La grève en faveur du climat stimule le désinvestissement

Le mouvement de désinvestissement des énergies fossiles a pris de l’ampleur en Suisse. Voilà pourquoi certaines caisses de pension publiques ne financent au moins plus le charbon, particulièrement néfaste pour le climat. Dans les grandes banques, en revanche, rien ne bouge.

Article du thème Zéro net
Illustration: Claudine Etter
Je rencontre mon interlocuteur dans un petit café au centre de Berne. L’homme à la barbe blanche et à la chemise rayée assis en face de moi œuvre à mettre aussi en lumière les impacts négatifs du secteur financier sur le climat.
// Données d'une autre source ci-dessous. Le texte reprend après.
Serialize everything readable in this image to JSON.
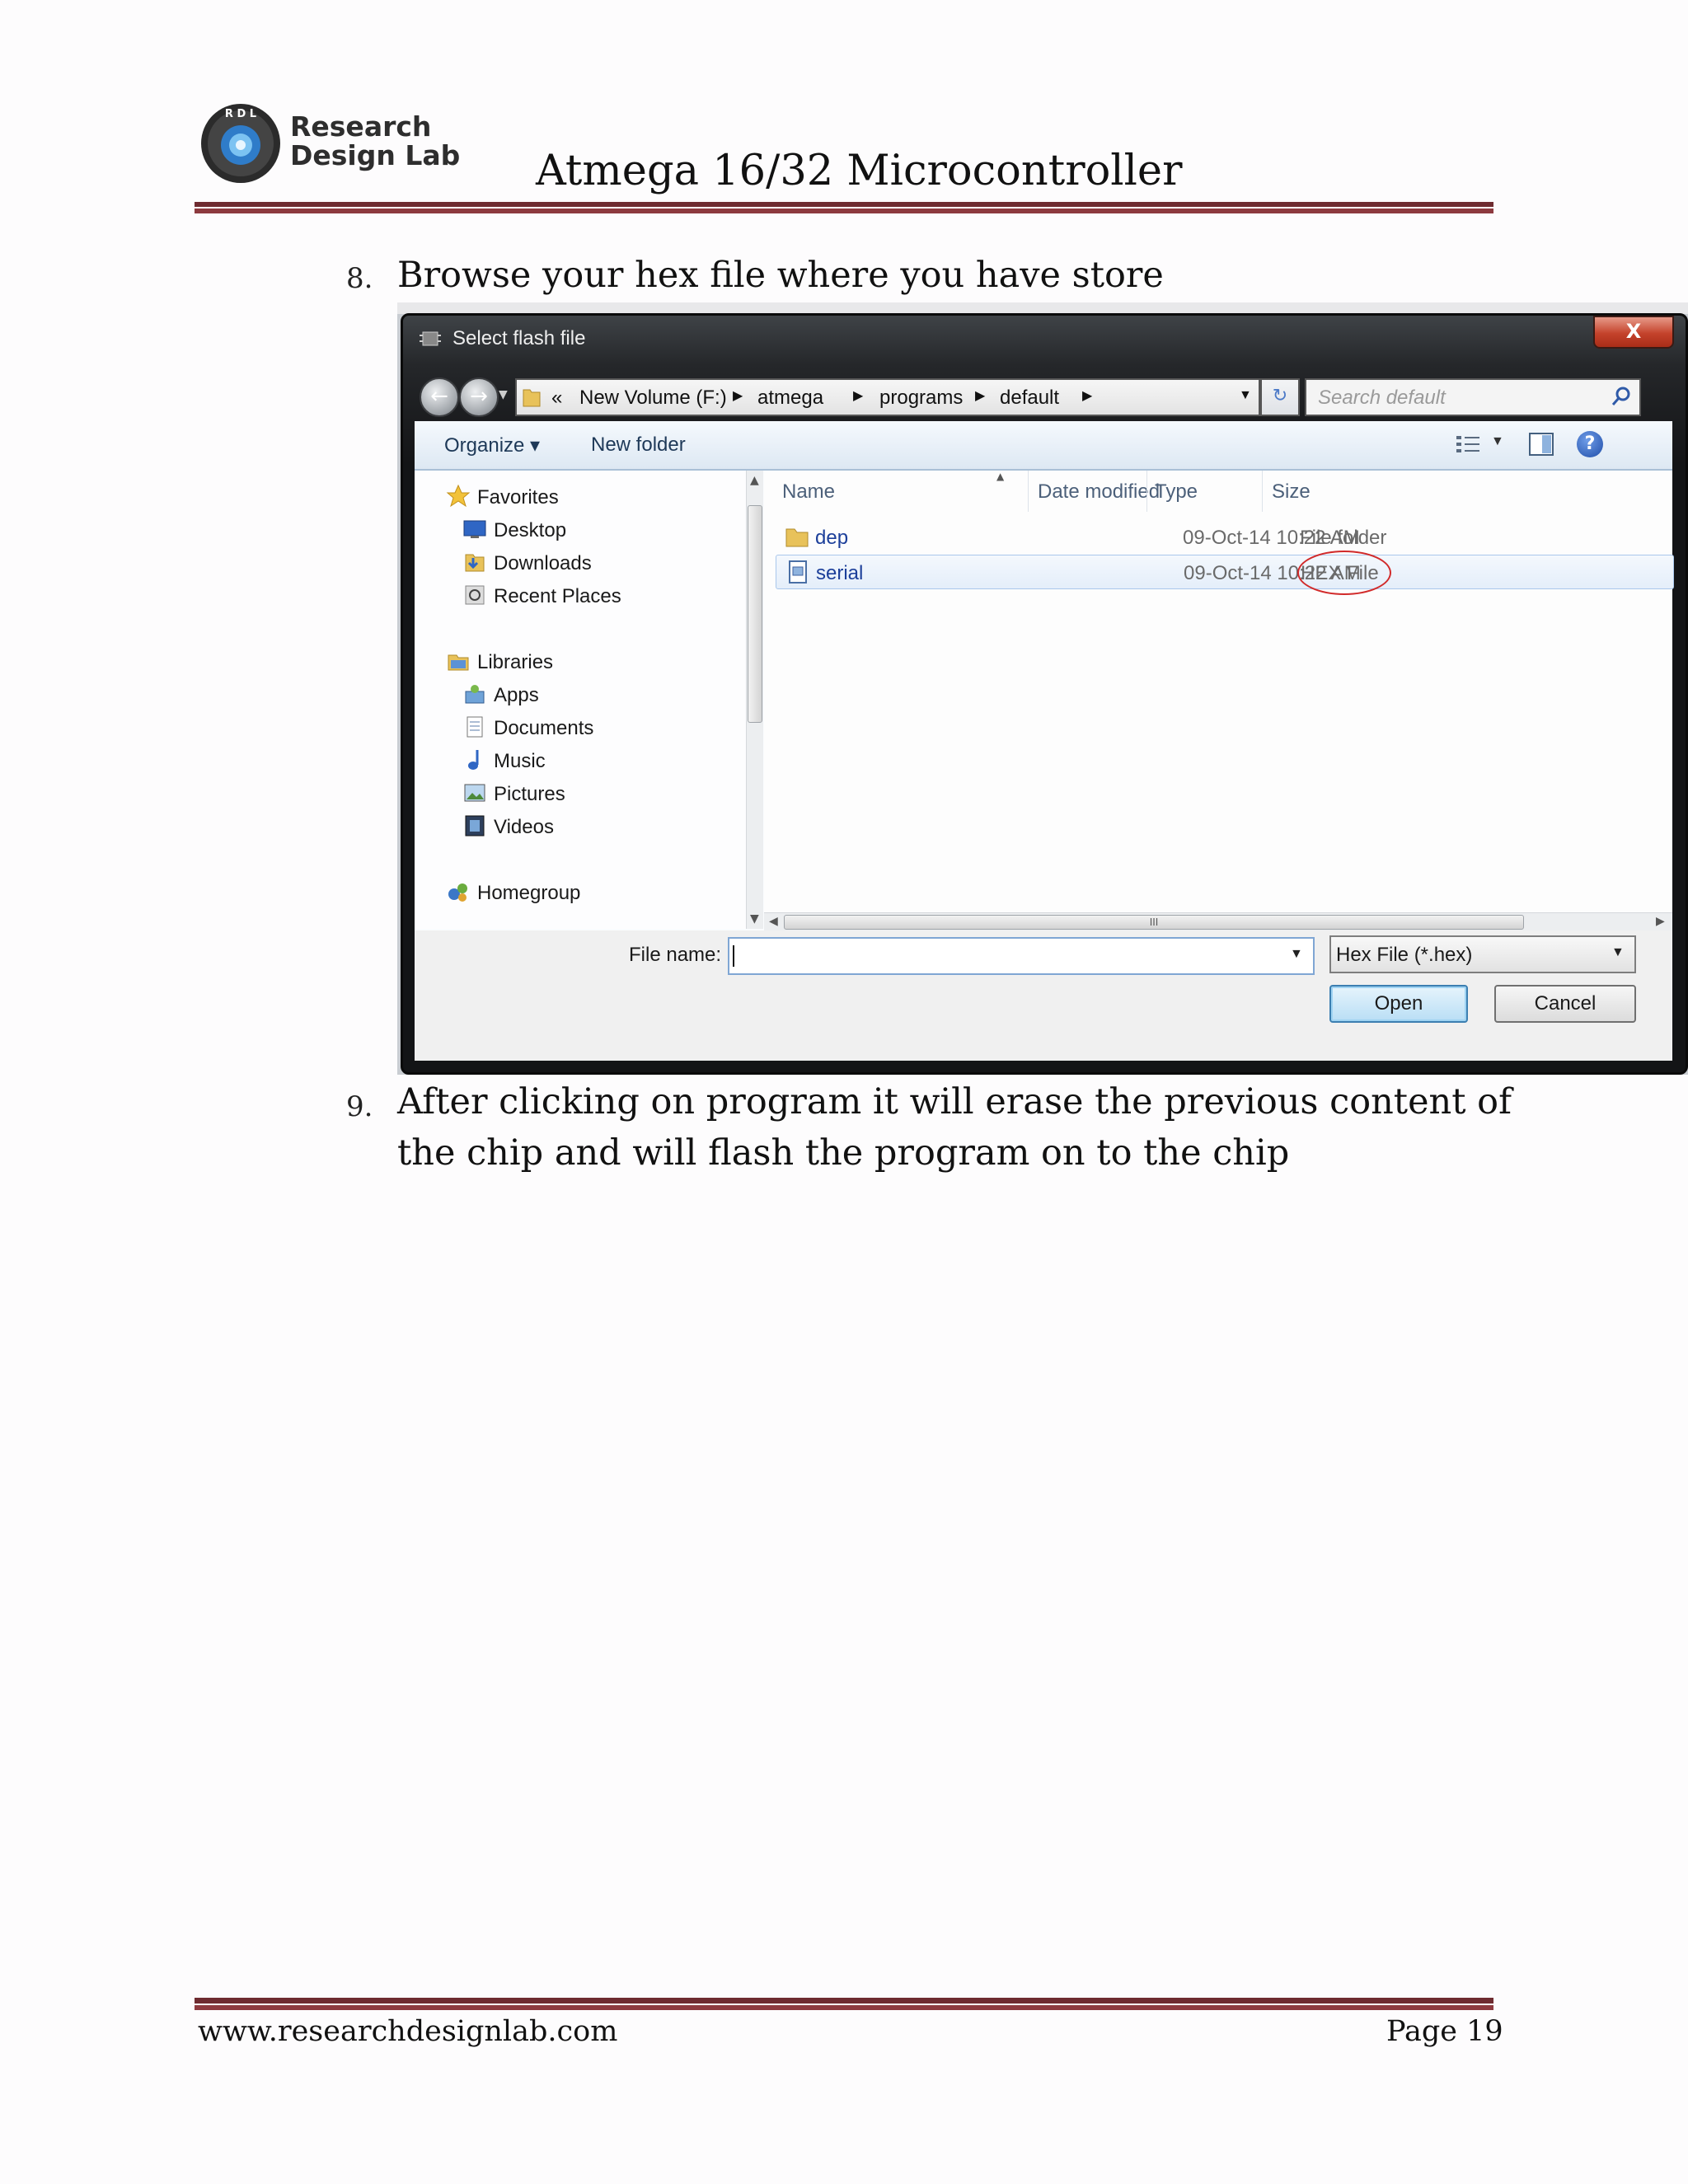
{
  "header": {
    "logo_letters": "R D L",
    "brand_line1": "Research",
    "brand_line2": "Design Lab",
    "doc_title": "Atmega 16/32 Microcontroller"
  },
  "steps": [
    {
      "number": "8.",
      "text": "Browse your hex file where you have  store"
    },
    {
      "number": "9.",
      "text": "After clicking on program it will erase the previous content of the chip and will flash the program on to the chip"
    }
  ],
  "dialog": {
    "title": "Select flash file",
    "close_label": "X",
    "address": {
      "overflow": "«",
      "crumbs": [
        "New Volume (F:)",
        "atmega",
        "programs",
        "default"
      ]
    },
    "search_placeholder": "Search default",
    "toolbar": {
      "organize": "Organize",
      "new_folder": "New folder"
    },
    "nav": {
      "favorites": {
        "label": "Favorites",
        "items": [
          "Desktop",
          "Downloads",
          "Recent Places"
        ]
      },
      "libraries": {
        "label": "Libraries",
        "items": [
          "Apps",
          "Documents",
          "Music",
          "Pictures",
          "Videos"
        ]
      },
      "homegroup": "Homegroup"
    },
    "columns": [
      "Name",
      "Date modified",
      "Type",
      "Size"
    ],
    "files": [
      {
        "name": "dep",
        "date": "09-Oct-14 10:22 AM",
        "type": "File folder",
        "icon": "folder-icon"
      },
      {
        "name": "serial",
        "date": "09-Oct-14 10:22 AM",
        "type": "HEX File",
        "icon": "hex-file-icon",
        "highlighted": true
      }
    ],
    "hscroll_grip": "III",
    "file_name_label": "File name:",
    "file_name_value": "",
    "file_type": "Hex File (*.hex)",
    "open_label": "Open",
    "cancel_label": "Cancel"
  },
  "footer": {
    "url": "www.researchdesignlab.com",
    "page": "Page 19"
  },
  "colors": {
    "rule": "#6e2b30",
    "annotation_circle": "#d12a2a",
    "link_blue": "#1c3f9a"
  }
}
Son nom est Sandro Leuenberger et il est responsable de la campagne Alliance climatique suisse, qui exhorte les caisses de prévoyance et les banques à retirer leurs capitaux des entreprises actives dans les énergies fossiles (charbon, pétrole et gaz naturel). «L’un des trois piliers de l’Accord de Paris sur le climat de 2015 exige de réorienter les flux financiers vers une économie verte», rappelle ce militant de 68 ans, afin de justifier son engagement. Pour lui, la Suisse et son importante place financière devraient s’engager bien davantage.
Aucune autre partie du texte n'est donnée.